Gardner was born in 1914 in Oklahoma, studied philosophy in college, and eventually settled down in a writing career by the early 1950s. Initially, he specialized in children's literature: he was an editor of Humpty Dumpty magazine, and wrote some articles on paper-folding puzzles for children. This interest led him to explore "hexaflexagons", complex folded-paper structures that had captured the imagination of a small group of elite math and physics students at Princeton, which included a young Richard Feynman. His article on the topic in Scientific American led to an invitation to publish a monthly column, which ended up lasting 25 years, until he retired from the column in 1981.

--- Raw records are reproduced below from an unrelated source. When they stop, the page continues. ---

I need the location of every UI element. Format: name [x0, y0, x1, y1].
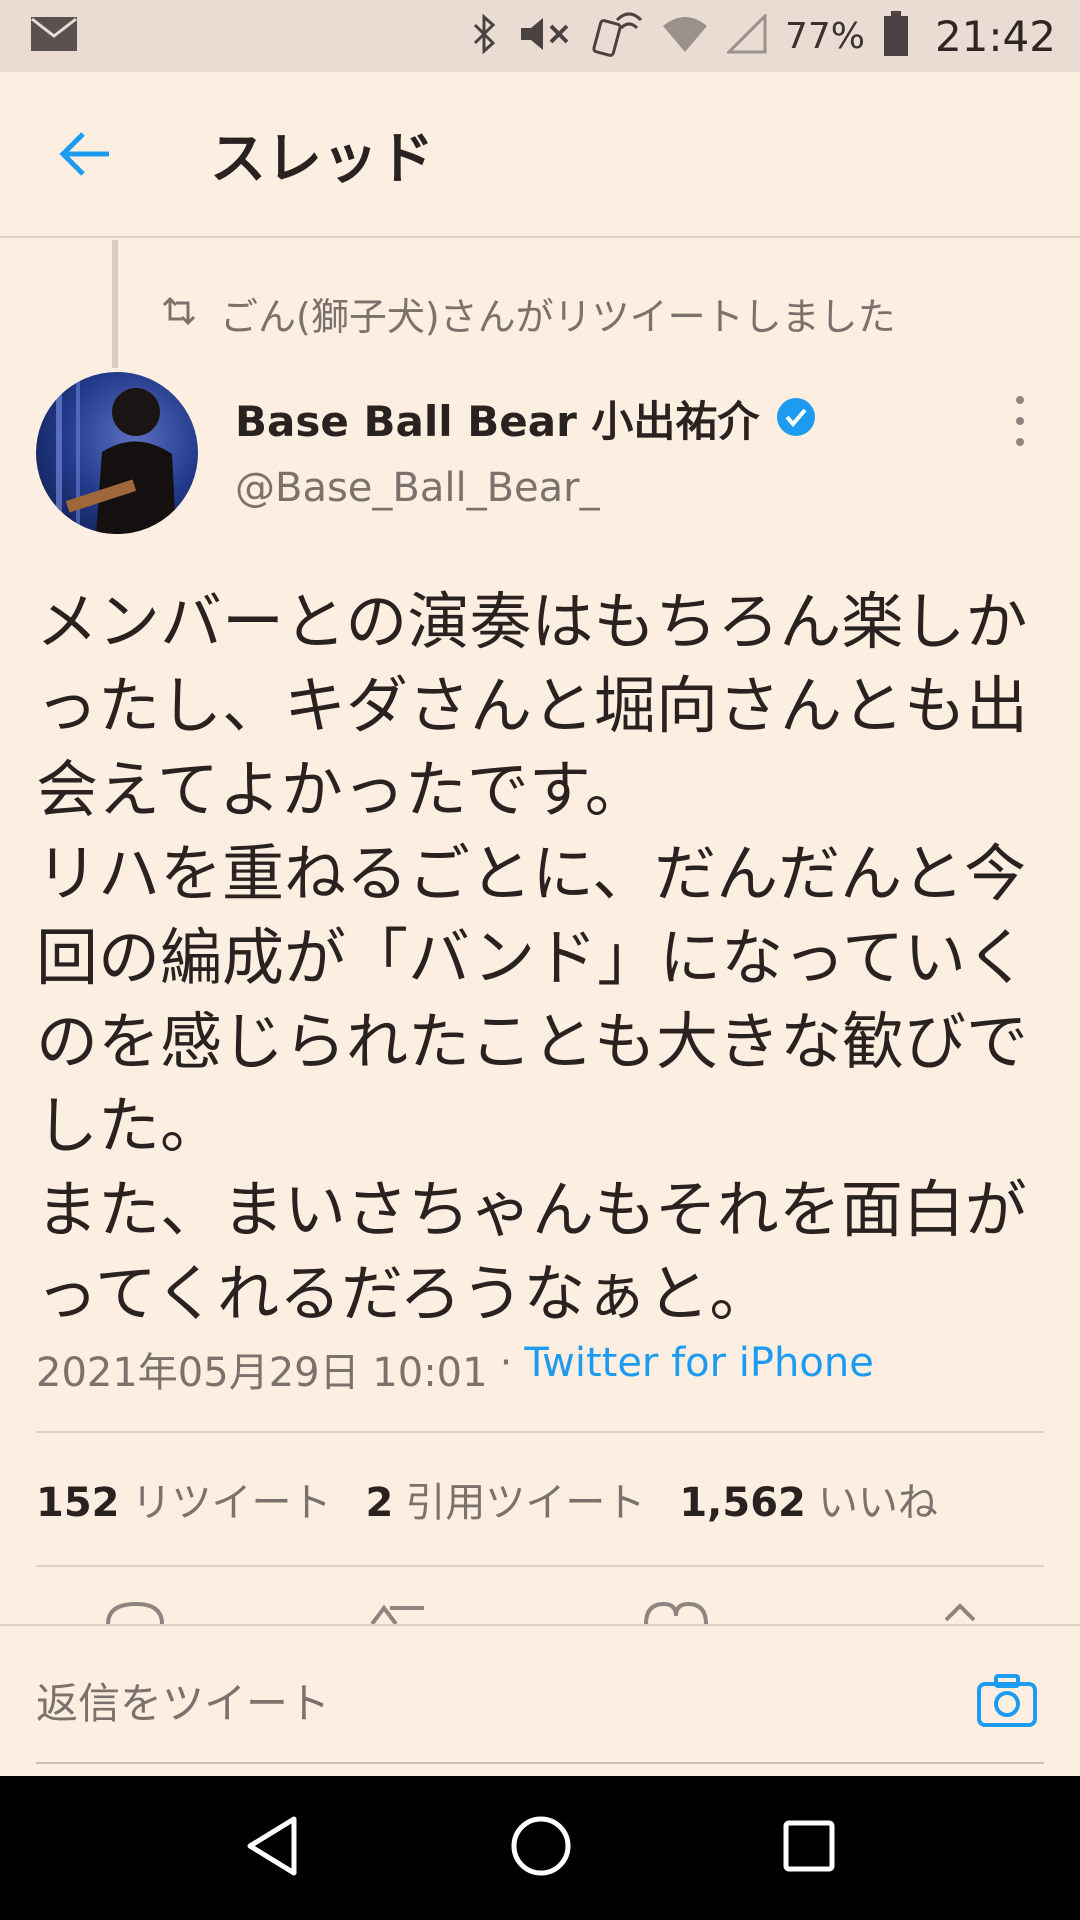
divider — [36, 1431, 1044, 1433]
author-name: Base Ball Bear 小出祐介 — [235, 397, 760, 446]
tweet-meta: 2021年05月29日 10:01 · Twitter for iPhone — [36, 1340, 874, 1398]
nav-back-icon[interactable] — [244, 1815, 300, 1881]
quotes-stat[interactable]: 2 引用ツイート — [366, 1470, 646, 1528]
likes-label: いいね — [817, 1480, 938, 1526]
action-bar — [0, 1596, 1080, 1624]
clock: 21:42 — [934, 11, 1056, 61]
author-handle[interactable]: @Base_Ball_Bear_ — [235, 465, 600, 511]
retweets-count: 152 — [36, 1480, 120, 1526]
quotes-label: 引用ツイート — [405, 1480, 646, 1526]
retweet-icon — [160, 295, 198, 331]
battery-icon — [883, 11, 909, 61]
retweet-banner-text: ごん(獅子犬)さんがリツイートしました — [220, 294, 896, 339]
reply-bar: 返信をツイート — [0, 1624, 1080, 1776]
reply-underline — [36, 1762, 1044, 1764]
retweets-stat[interactable]: 152 リツイート — [36, 1470, 332, 1528]
tweet-timestamp: 2021年05月29日 10:01 — [36, 1350, 488, 1396]
nav-recents-icon[interactable] — [782, 1819, 836, 1877]
retweets-label: リツイート — [131, 1480, 332, 1526]
meta-separator: · — [499, 1340, 513, 1386]
avatar[interactable] — [36, 372, 198, 534]
quotes-count: 2 — [365, 1480, 394, 1526]
mail-icon — [30, 16, 78, 56]
likes-count: 1,562 — [679, 1480, 806, 1526]
mute-icon — [517, 14, 573, 58]
back-arrow-icon[interactable] — [40, 109, 130, 199]
app-bar: スレッド — [0, 72, 1080, 238]
camera-icon[interactable] — [976, 1672, 1038, 1728]
nav-home-icon[interactable] — [509, 1814, 573, 1882]
retweet-action-icon[interactable] — [370, 1604, 424, 1624]
likes-stat[interactable]: 1,562 いいね — [679, 1470, 938, 1528]
system-nav-bar — [0, 1776, 1080, 1920]
status-bar: 77% 21:42 — [0, 0, 1080, 72]
divider — [36, 1565, 1044, 1567]
page-title: スレッド — [210, 126, 434, 192]
tweet-text: メンバーとの演奏はもちろん楽しかったし、キダさんと堀向さんとも出会えてよかったで… — [36, 585, 1029, 1330]
thread-line — [112, 240, 118, 368]
like-icon[interactable] — [644, 1601, 708, 1624]
reply-icon[interactable] — [106, 1601, 164, 1624]
author-name-row[interactable]: Base Ball Bear 小出祐介 — [235, 388, 817, 449]
retweet-banner[interactable]: ごん(獅子犬)さんがリツイートしました — [160, 283, 896, 343]
nfc-icon — [591, 10, 643, 62]
bluetooth-icon — [471, 13, 499, 59]
verified-badge-icon — [775, 396, 817, 442]
tweet-stats: 152 リツイート 2 引用ツイート 1,562 いいね — [36, 1470, 938, 1528]
battery-percent: 77% — [784, 15, 865, 57]
wifi-icon — [661, 14, 709, 58]
more-options-icon[interactable] — [1000, 396, 1040, 446]
tweet-source-link[interactable]: Twitter for iPhone — [524, 1340, 874, 1398]
signal-icon — [725, 12, 767, 58]
reply-input[interactable]: 返信をツイート — [36, 1670, 330, 1731]
share-icon[interactable] — [944, 1603, 976, 1622]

I occasionally wonder if I'm truly qualified to create a podcast like this, not having a Ph.D. in mathematics. But I feel better about that issue after reading the Gardner never even made it through a college math class, and this didn't stop him from authoring one of the most successful and influential math columns of the 20th century. His column opened the eyes of a generation of aspriting mathematicians, scientists, and engineers to concepts like the paintings of M.C. Escher, John Conway's cellular automata 'Game of Life', tangrams, planar tilings, and fractals. He claimed that his lack of formal math education actually made him more effective as a writer, since he knew that by the time he could write about a topic, he had boiled it down to concepts even he could understand.
And his interests were not limited to mathematics. He also released an annotated edition of Alice in Wonderland, "The Annotated Alice", where he analyzed issues like the origin of the Cheshire Cat and whether Carroll was realistically describing British weather. He also dabbled in fiction, writing a sequel to "The Wizard of Oz", and in philosophy, in his book "The Whys of a Philosophical Scrivener".
But perhaps his most famous non-mathematical achievement is his role in launching the modern skeptical movement, debunking claims of pseudoscience and mysticism, starting back in 1952 with his book "In the Name of Science". He had a talent for presenting straightforward descriptions of the bizarre ideas he was debunking, and letting the proponents of psedudoscience make themselves look ridiculous. For example, in "In the Name of Science", he included an essay on Wilhelm Reich's bizarre theory of "Orgone Energy", a newly discovered type of sexual energy that is responsible for turning the sky blue. Reich's followers angrily accused Gardner of publishing an unfair and libellous article-- until Gardner revealed that before publishing it, he had sent it to Reich himself for approval, without revealing that it was to appear in a book on pseudoscience. Reich fully approved of the article, aside from some minor corrections, and even complimented Gardner's understanding of his theories.
Eventually Garder attracted such a following that in 1996 a biannual conference was created, "Gathering for Gardner", for fans to get together and discuss his influence on their lives. Nine have been held so far. The most recent included influential mathematicians John Conway and Stephen Wolfram. And in the playful spirit of Gardner's columns, each conference includes a debate on the good or evil nature of the conference number. At this 9th conference, arguments in favor of the number 9 involved its role in the candles on a Jewish menorah, the lives of a cat, and its presence on the jersey of a quarterback in the Super Bowl. The anti-9 faction brought up the number of circles of Hell, the 9-headed beast guarding Hades, and the recent loss in status of our supposed 9th planet.
I'd be willing to be that the Gathering for Gardner will continue for decades, and his influence will still be felt for many years to come.
And this has been your math mutation for today.